The Boy from the Woods
I’ve been a fan of Harlan Coben’s tightly plotted mysteries since the early 2000s. He’s written a number of books, some of which are part of a series, while the rest stand alone. However, even the stand alone novels have a few supporting characters in common, though it isn’t necessary to read them in any particular order. Now, in The Boy from the Woods, Mr. Coben is putting one of those secondary characters center stage, and I was delighted by the prospect of watching her shine.
Hester Crimstein is a successful attorney in her seventies. She’s managed to make a name for herself by winning several high profile criminal cases, and she even has a regular spot on a primetime TV show. Most people involved in the criminal justice system respect her immensely, and those who don’t know better than to let their negative feelings show in public. In short, Hester is a force to be reckoned with.
Her life may be pretty spectacular now, but that hasn’t always been the case. Several years before our story begins, Hester’s son David was killed in a tragic car accident, leaving behind a wife and young son. Ever since that day, Hester has done her best to look after David’s wife and child, helped along by David’s childhood friend, a man known as Wilde. The four are quite close, but Wilde’s past is shrouded in mystery, causing him to keep everyone, even those he loves most, at a bit of a distance.
When a local girl goes missing, Hester and Wilde are drawn into the investigation. Wilde doesn’t want to participate, but since the last place the teenager was seen isn’t far from where he now lives, he feels compelled to figure out what happened to her. Much to his dismay, looking into the case raises questions about his own past, questions that have gone unanswered for the past thirty years, questions some very powerful people will go to whatever lengths prove necessary in order to keep the truth a secret.
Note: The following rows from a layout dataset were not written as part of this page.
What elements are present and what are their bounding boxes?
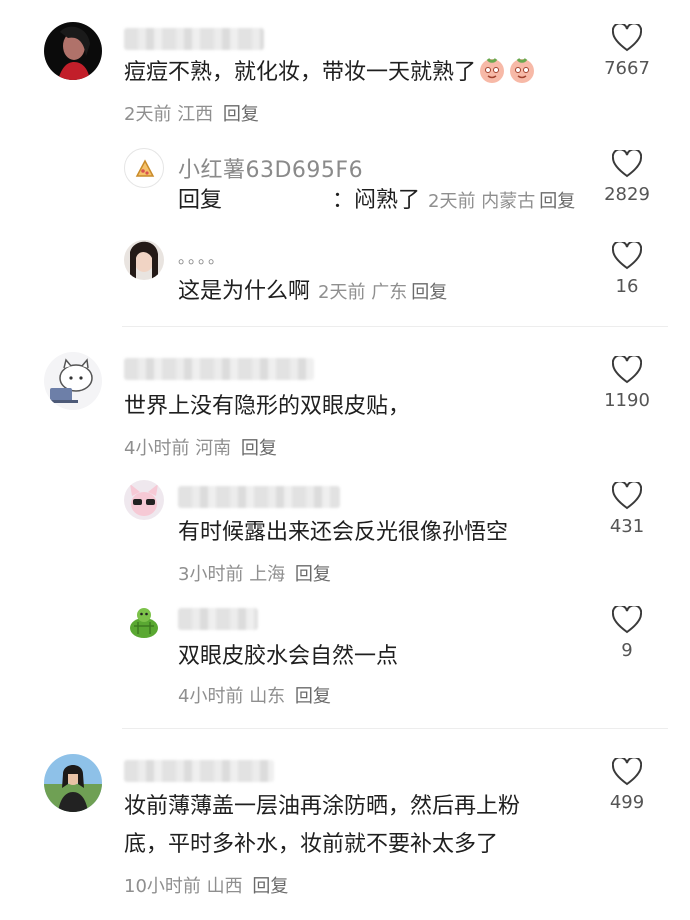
- avatar[interactable]: [124, 148, 164, 188]
- peach-face-emoji-icon: [508, 56, 536, 84]
- reply-text: 回复 ：闷熟了 2天前 内蒙古 回复: [178, 188, 576, 213]
- like-count: 431: [609, 516, 645, 537]
- like-button[interactable]: 2829: [592, 150, 662, 205]
- like-button[interactable]: 9: [592, 606, 662, 661]
- like-count: 1190: [604, 390, 650, 411]
- avatar[interactable]: [44, 352, 102, 410]
- like-button[interactable]: 1190: [592, 356, 662, 411]
- like-button[interactable]: 7667: [592, 24, 662, 79]
- reply-meta: 2天前 内蒙古 回复: [428, 191, 576, 212]
- reply-button[interactable]: 回复: [411, 282, 447, 303]
- comment-text: 世界上没有隐形的双眼皮贴，: [124, 394, 411, 419]
- username-blurred[interactable]: [178, 608, 258, 630]
- avatar[interactable]: [124, 240, 164, 280]
- heart-outline-icon: [612, 242, 642, 270]
- username-blurred[interactable]: [124, 760, 274, 782]
- reply-meta: 4小时前 山东 回复: [178, 686, 331, 707]
- reply-button[interactable]: 回复: [252, 876, 288, 897]
- reply-meta: 2天前 广东 回复: [318, 282, 448, 303]
- like-button[interactable]: 431: [592, 482, 662, 537]
- comment-text: 妆前薄薄盖一层油再涂防晒，然后再上粉 底，平时多补水，妆前就不要补太多了: [124, 794, 521, 857]
- comment-text: 痘痘不熟，就化妆，带妆一天就熟了: [124, 54, 536, 92]
- reply-text: 双眼皮胶水会自然一点: [178, 644, 399, 669]
- reply-button[interactable]: 回复: [295, 686, 331, 707]
- mention-blurred[interactable]: [222, 191, 332, 211]
- avatar[interactable]: [124, 480, 164, 520]
- reply-button[interactable]: 回复: [295, 564, 331, 585]
- username[interactable]: 。。。。: [178, 244, 226, 268]
- like-count: 16: [615, 276, 639, 297]
- reply-button[interactable]: 回复: [539, 191, 575, 212]
- peach-face-emoji-icon: [478, 56, 506, 84]
- username-blurred[interactable]: [178, 486, 340, 508]
- comment-meta: 2天前 江西 回复: [124, 104, 259, 125]
- like-count: 499: [609, 792, 645, 813]
- like-count: 7667: [604, 58, 650, 79]
- heart-outline-icon: [612, 606, 642, 634]
- reply-button[interactable]: 回复: [241, 438, 277, 459]
- heart-outline-icon: [612, 356, 642, 384]
- avatar[interactable]: [44, 754, 102, 812]
- avatar[interactable]: [44, 22, 102, 80]
- like-button[interactable]: 499: [592, 758, 662, 813]
- reply-button[interactable]: 回复: [223, 104, 259, 125]
- avatar[interactable]: [124, 604, 164, 644]
- reply-text: 这是为什么啊 2天前 广东 回复: [178, 279, 448, 304]
- comment-meta: 10小时前 山西 回复: [124, 876, 289, 897]
- username-blurred[interactable]: [124, 358, 314, 380]
- heart-outline-icon: [612, 482, 642, 510]
- heart-outline-icon: [612, 150, 642, 178]
- comment-meta: 4小时前 河南 回复: [124, 438, 277, 459]
- heart-outline-icon: [612, 758, 642, 786]
- like-count: 9: [621, 640, 633, 661]
- comment-divider: [122, 326, 668, 327]
- like-count: 2829: [604, 184, 650, 205]
- username[interactable]: 小红薯63D695F6: [178, 152, 363, 184]
- like-button[interactable]: 16: [592, 242, 662, 297]
- heart-outline-icon: [612, 24, 642, 52]
- reply-meta: 3小时前 上海 回复: [178, 564, 331, 585]
- comment-divider: [122, 728, 668, 729]
- reply-text: 有时候露出来还会反光很像孙悟空: [178, 520, 509, 545]
- username-blurred[interactable]: [124, 28, 264, 50]
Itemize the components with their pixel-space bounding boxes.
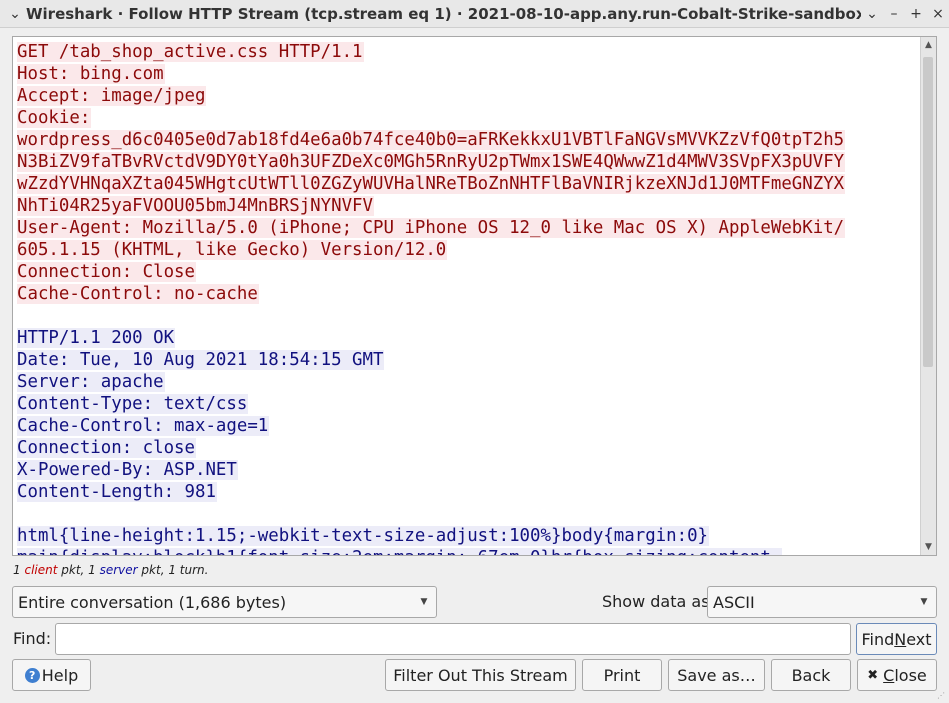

I was beyond excited to start reading The Boy from the Woods. Hester has been a favorite character of mine for quite some time, and I was eager to get to know her better. Her roles in Coben’s previous books have been rather small, and this one definitely allowed me to understand her complicated backstory. It really was the best thing about this rather disappointing novel.
Wilde’s history had so much potential for intrigue. He was found as a young child, living in the woods alone with no memory of his past, and his family was never found. As a result, he grew up in the foster care system, and now, as an adult, lives alone in a closely-guarded house on the outskirts of town. Unfortunately, while Wilde’s past is interesting, his current life isn’t much to get excited about. We aren’t given a lot of insight into him and he doesn’t feel like a fully-fleshed out character, feeling instead like a two-dimensional cut-out who exists only as a sort of henchman for Hester. He has quite a few specialized skills that make him the perfect person to investigate the teen’s disappearance, but the reader has no clue how these skills were gained or developed. Basically, we’re just supposed to accept that he has them without understanding how or why.
Mr. Coben usually writes books I hate to put down, but this one never managed to fully capture me. I devoured the chapters from Hester’s perspective, but whenever Wilde took over the storytelling, my interest waned. I plowed through to the end, constantly hoping things would improve, but they never did, and I reached the end feeling more than a little let down.
I don’t want to spoil the ending for anyone who does plan to pick this one up, but I do have to say that I’m not a fan of outlandish political conspiracies. I love a good twist as much as the next person, but books that rely on the trope used here generally don’t work for me. Mr. Coben usually doesn’t go in that direction, but this novel definitely has a political bent.
If you’re a die-hard Hester Crimstein fan, you’ll want to give The Boy from the Woods a try so you can spend more time in her head. But for the most part, it’s a lackluster story with a few sparks of brilliance thrown in to remind readers that Harlan Coben is a gifted writer. He just didn’t manage to wow me this time.